My mother once read a biography of Susanna Wesley, mother of the hymn writer and evangelist who founded the Methodist Church. It described how Susanna Wesley, mother of 19 children, gave each one individual time during each week. Granted, not all lived to adulthood, but still very impressive.
|Susanna Wesley, Sower Series|
I read the biography, too, but did not learn the value of special time from Susanna. My mother implemented a special time then and there upon reading the wisdom of a mom who raised incredible children despite difficult circumstances. I was a teenager at the time and it made a big impression on me. Susanna had some pretty cool house rules, too. You can read them at Raising Godly Children.
Special time works wonders for your relationships with your children. Try me on this and you will see. Here is why it works. It works for the same reason getting away together is good for marriage. It works for the same reason that grabbing lunch or a cup of coffee is good for a friendship. Relationships require maintenance. If there is no sharing, if you do not listen, if you do not let the other person know you care, it is not a relationship. If you do not have the heart of your child, you are not parenting. If you do not have the love and respect of your child, you are more like his school principal, cafeteria lady, or sometimes, jailer. You are not living the full life that is yours in Christ. (John 10:10). There is nothing to be gained by emotionally withdrawing from a poorly behaved child. But there is a relationship to be lost. That would be modeling emotional immaturity for the child and will ensure that they have poor communication skills and childish behaviors that guarantee unhappiness in marriage and employment, not to mention few friends.

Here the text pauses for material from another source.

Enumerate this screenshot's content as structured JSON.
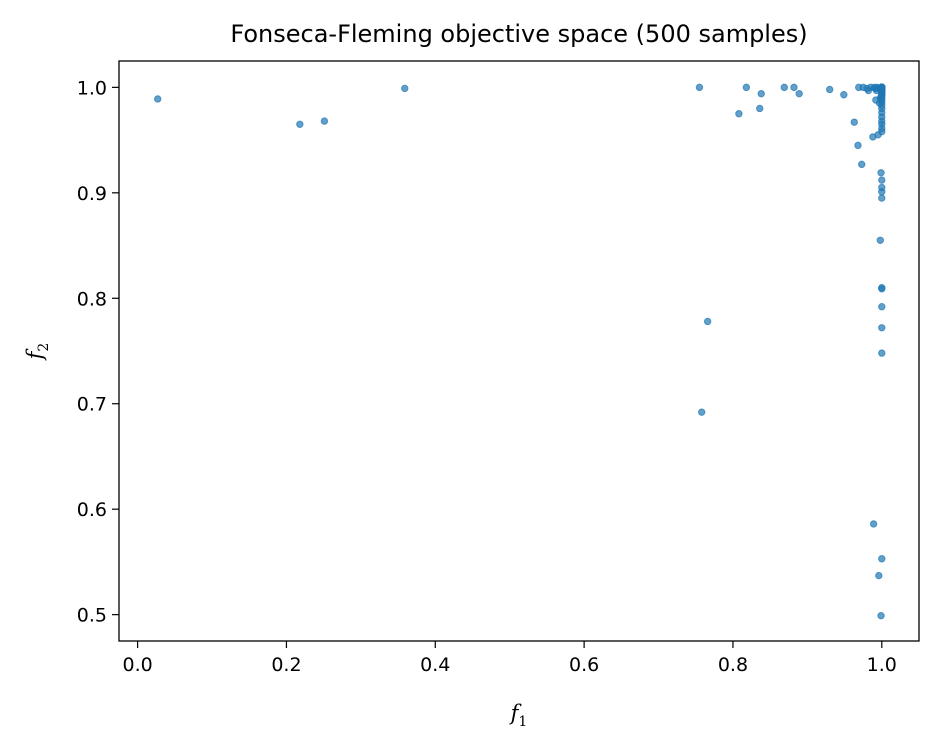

In Matthew 14:23, Jesus modeled setting aside time for a one on one relationship with His Father. When our offspring are children, it is our duty to pursue and establish the one on one time that they are not mature enough to know they need. When relationships with our children are rough, it is surely time to take them for an hour, a day, even a weekend and LISTEN. Do not lecture. Ask open ended questions and really listen for where your child is emotionally, spiritually, developmentally. If you are brave enough, then ask the child how they think the relationship is going.
Special time can be a very special event or occasion. It can also be taking one child at a time with you when you are running errands. We stop for an iced tea or a donut. The car is a great place to talk. Eye contact can be intimidating. Sitting next to each other allows lets some kids say things that they would not say to you if they were turned to face you. Even going to work with mom or dad can be special time. Special time can be started at any point from babyhood to adulthood. It is never too late to work on your relationship with your children. Some of our favorite special times have been watching the sunrise at the beach, watching the sunset at a park, exploring new cuisines and bakeries we find on Yelp, academic lectures on interesting topics, paddleboarding, kayaking, bike riding, concerts, shows, and antiquing. When your relationship with your child is hurting, time together is a place to start.